What does all this have to do with Microsoft Tag? Loads. Tag is the more robust 2D version of barcode’s invaluable but limited 1D technology. Each 1D code can only hold 20 characters worth of information, while Microsoft Tag’s 2D implementation stores thousands of characters. Marketers can use Tag to direct customers to mobile sites optimized with videos, product information and special offers. And the best part is, unlike costly barcode scanners, customers come equipped with their own readers—the Tag app on their web-enabled smartphones.
Phones have already become an integral tool in shoppers’ buying decisions. A January 2011 survey of 10,000 shoppers by market research firm Foresee Results reveals 56 percent are already using their phones to price shop, 46 percent compare competitors’ products and 35 percent search for product specifications. These statistics show an opportunity for Tag because normally once shoppers reach for their mobile devices, the store loses control of the sale. Instead of simply selecting from the retailer’s available products, consumers are presented with infinite possibilities on the web, which may ultimately lead them to buy elsewhere. But if a store were to present shoppers with a Tag on in-store signage, they could direct shoppers to their own sites for information that would satisfy their needs.

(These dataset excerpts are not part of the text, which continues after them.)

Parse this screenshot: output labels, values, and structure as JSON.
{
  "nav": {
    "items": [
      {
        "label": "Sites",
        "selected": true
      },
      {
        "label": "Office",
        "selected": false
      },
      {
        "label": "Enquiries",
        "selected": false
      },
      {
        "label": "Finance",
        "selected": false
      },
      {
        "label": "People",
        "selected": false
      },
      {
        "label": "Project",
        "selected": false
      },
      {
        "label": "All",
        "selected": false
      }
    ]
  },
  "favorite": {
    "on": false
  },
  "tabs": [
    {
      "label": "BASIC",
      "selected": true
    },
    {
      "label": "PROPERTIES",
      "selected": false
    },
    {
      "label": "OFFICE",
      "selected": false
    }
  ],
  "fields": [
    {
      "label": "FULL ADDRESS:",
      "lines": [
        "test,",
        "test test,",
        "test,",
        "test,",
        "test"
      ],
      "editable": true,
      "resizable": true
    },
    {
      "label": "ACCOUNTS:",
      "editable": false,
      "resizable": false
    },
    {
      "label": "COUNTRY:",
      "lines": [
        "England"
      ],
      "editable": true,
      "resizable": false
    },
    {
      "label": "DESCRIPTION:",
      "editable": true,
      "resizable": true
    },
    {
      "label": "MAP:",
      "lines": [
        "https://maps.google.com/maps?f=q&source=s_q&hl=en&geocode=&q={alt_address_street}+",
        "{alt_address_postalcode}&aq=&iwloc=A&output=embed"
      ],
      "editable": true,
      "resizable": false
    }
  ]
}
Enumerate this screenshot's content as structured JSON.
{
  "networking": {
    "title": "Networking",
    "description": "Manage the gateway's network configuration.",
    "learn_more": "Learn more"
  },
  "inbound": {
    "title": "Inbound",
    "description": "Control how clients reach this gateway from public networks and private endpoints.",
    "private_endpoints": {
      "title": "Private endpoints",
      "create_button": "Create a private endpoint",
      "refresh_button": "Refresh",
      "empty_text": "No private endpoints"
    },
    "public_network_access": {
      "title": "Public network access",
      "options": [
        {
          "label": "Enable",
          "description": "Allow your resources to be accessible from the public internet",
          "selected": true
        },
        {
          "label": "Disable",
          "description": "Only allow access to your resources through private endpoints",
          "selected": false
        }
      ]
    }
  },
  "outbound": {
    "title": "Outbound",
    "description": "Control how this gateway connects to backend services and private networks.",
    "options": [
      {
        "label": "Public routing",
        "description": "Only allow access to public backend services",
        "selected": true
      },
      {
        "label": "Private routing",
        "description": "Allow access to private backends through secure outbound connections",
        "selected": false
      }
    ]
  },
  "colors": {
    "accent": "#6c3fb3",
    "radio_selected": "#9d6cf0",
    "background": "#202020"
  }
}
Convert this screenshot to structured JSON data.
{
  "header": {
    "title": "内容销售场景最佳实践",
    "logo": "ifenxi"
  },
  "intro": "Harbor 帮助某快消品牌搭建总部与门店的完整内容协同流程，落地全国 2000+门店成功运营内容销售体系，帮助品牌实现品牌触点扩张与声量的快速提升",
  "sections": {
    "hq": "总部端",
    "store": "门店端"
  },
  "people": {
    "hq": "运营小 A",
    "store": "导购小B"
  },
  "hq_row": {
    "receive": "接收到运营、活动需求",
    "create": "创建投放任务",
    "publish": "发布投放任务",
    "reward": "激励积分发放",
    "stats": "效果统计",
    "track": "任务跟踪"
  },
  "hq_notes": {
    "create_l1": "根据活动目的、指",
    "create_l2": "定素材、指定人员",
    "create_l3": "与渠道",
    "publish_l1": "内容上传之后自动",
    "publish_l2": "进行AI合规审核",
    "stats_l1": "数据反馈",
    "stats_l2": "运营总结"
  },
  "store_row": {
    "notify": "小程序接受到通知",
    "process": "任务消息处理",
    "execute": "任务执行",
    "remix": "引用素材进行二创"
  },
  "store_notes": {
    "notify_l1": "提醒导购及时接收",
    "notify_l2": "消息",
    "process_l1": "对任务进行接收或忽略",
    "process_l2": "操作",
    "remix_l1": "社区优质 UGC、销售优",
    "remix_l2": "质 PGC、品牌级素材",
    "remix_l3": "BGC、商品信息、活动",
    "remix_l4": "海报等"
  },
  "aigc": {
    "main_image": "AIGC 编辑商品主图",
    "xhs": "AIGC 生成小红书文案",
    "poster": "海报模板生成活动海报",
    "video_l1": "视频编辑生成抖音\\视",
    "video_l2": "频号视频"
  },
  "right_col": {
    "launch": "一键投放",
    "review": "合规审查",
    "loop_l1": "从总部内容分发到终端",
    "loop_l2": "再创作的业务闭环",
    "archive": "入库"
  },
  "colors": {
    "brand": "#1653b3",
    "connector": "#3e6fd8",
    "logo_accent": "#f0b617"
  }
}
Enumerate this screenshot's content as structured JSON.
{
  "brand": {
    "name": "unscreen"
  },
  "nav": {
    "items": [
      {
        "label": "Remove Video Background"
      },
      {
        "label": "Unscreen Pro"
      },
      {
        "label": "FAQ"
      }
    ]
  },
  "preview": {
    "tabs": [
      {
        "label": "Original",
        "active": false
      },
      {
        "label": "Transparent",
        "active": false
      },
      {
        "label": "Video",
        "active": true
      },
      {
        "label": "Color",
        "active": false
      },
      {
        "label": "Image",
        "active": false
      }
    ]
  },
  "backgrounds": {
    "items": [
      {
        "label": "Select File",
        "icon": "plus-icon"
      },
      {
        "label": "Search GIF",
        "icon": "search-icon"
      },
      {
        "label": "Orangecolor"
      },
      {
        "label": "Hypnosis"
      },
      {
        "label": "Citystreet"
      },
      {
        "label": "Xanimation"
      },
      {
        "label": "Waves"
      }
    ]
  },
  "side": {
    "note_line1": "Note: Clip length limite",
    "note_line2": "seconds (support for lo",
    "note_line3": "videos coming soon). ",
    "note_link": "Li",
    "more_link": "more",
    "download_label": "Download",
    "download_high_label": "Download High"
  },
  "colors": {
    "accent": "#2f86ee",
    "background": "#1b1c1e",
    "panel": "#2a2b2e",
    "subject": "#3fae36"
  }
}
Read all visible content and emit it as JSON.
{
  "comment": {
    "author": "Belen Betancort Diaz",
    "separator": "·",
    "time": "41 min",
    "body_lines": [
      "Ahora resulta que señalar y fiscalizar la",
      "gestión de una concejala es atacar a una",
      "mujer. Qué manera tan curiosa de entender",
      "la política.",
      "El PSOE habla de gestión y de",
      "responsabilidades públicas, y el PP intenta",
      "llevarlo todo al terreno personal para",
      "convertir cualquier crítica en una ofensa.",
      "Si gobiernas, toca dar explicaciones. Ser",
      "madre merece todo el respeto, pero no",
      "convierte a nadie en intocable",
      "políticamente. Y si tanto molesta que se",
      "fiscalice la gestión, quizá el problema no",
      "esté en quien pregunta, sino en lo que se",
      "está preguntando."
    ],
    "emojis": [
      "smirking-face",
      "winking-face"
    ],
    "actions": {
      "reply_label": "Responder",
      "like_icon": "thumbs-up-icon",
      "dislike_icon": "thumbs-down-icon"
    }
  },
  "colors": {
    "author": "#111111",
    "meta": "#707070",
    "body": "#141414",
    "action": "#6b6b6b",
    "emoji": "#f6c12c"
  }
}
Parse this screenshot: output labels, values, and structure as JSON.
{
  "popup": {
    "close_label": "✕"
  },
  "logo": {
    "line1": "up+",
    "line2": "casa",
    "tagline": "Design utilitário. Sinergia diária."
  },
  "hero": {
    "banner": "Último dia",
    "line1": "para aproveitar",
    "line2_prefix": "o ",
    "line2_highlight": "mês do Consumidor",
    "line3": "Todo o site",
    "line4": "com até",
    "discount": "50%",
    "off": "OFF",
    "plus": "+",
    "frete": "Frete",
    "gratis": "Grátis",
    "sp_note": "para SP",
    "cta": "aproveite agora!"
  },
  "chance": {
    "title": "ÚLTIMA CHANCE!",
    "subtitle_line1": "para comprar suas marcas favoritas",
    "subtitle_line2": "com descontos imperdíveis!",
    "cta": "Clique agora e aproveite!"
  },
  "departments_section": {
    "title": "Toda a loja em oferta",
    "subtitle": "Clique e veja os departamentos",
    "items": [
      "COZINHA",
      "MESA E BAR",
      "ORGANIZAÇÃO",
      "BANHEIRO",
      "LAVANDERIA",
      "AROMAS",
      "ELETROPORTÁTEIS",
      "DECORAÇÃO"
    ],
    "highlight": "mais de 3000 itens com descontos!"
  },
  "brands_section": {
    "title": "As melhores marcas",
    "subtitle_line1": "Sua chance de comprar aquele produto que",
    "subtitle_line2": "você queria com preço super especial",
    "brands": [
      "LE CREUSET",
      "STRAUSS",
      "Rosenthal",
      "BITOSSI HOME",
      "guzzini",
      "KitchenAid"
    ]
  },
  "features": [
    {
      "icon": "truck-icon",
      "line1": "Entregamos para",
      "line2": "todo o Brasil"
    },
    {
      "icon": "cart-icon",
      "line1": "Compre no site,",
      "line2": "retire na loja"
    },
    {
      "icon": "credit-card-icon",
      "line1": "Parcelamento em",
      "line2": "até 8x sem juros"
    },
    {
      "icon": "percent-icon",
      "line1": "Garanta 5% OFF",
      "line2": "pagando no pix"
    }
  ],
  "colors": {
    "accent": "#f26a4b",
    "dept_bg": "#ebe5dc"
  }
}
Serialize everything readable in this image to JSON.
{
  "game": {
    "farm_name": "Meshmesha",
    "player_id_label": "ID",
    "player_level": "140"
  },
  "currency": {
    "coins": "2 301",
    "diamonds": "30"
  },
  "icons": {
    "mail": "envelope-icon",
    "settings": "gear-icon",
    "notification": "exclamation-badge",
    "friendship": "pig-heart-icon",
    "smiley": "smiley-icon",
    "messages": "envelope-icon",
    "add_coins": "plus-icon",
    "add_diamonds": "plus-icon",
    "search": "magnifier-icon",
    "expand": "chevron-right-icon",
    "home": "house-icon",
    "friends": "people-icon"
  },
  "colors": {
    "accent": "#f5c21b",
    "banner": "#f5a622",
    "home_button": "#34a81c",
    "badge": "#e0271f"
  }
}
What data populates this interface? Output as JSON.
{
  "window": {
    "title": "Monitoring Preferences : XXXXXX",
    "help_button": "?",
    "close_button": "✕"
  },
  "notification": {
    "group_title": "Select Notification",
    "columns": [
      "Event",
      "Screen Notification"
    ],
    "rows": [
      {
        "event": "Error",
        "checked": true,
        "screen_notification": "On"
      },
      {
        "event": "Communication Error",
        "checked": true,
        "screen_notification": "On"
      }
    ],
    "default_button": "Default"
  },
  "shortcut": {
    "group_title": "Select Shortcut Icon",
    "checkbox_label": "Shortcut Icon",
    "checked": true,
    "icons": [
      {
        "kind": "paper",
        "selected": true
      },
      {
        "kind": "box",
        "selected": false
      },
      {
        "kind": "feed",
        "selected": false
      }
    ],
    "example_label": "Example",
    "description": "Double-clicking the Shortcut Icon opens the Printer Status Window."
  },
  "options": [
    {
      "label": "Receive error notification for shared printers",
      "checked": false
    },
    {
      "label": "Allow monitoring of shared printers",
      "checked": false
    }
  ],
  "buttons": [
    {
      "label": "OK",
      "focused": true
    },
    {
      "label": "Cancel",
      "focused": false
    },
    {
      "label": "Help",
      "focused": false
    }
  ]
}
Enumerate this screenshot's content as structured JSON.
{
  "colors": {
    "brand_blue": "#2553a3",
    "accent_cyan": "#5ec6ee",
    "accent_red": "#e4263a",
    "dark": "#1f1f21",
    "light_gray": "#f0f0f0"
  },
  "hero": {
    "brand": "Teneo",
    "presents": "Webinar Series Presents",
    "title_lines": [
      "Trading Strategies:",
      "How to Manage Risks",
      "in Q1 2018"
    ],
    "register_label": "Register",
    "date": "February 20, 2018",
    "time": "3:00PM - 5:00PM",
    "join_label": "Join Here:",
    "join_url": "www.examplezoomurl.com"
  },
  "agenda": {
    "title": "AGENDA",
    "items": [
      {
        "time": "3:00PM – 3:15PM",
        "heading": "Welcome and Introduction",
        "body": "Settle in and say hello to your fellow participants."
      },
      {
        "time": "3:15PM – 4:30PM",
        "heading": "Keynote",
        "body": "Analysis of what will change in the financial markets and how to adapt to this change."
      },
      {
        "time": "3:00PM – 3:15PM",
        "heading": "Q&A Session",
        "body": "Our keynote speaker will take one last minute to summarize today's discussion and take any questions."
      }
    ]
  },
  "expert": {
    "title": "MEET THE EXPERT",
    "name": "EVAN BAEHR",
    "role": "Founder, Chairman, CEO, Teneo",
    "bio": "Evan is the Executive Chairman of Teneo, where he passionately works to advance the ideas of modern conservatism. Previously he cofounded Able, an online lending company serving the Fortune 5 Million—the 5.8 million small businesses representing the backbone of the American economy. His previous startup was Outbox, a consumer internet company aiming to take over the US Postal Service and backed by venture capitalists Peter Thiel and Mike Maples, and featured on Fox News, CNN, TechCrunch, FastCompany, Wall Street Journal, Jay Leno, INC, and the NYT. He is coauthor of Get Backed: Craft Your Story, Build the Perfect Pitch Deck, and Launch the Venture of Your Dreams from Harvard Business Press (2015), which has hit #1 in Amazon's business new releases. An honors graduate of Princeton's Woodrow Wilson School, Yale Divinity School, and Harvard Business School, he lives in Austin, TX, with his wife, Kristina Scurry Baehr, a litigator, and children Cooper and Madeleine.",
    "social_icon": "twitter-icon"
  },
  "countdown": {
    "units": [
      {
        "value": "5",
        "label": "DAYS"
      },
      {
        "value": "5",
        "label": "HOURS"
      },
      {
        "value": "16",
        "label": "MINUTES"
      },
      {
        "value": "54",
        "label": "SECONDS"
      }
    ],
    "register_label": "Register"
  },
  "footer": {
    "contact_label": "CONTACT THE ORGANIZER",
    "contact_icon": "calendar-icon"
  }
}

With Tag, retailers have the opportunity to close the sale by:
showing the breadth of brands and models the store carries, in that location, other physical locations or on the web
- listing pricing for all channels and products
- providing product information and how-to videos
showcasing product reviews
reminding shoppers of price breaks or announcing coupons
showing which products are in-stock at that location or nearby stores
permitting shoppers to purchase online and pick-up at the register
allowing shoppers to check-in and earn loyalty rewards
Encouraging customers to use their mobile devices in this way helps the store integrate sales channels, provide real-time solutions and close the sale. This week, the Tag blog will focus on specific ways brick-and-mortar retailers can implement many of these features to combat competition from mobile channels, entice shoppers with discounts and use location-based capabilities to provide customized offerings.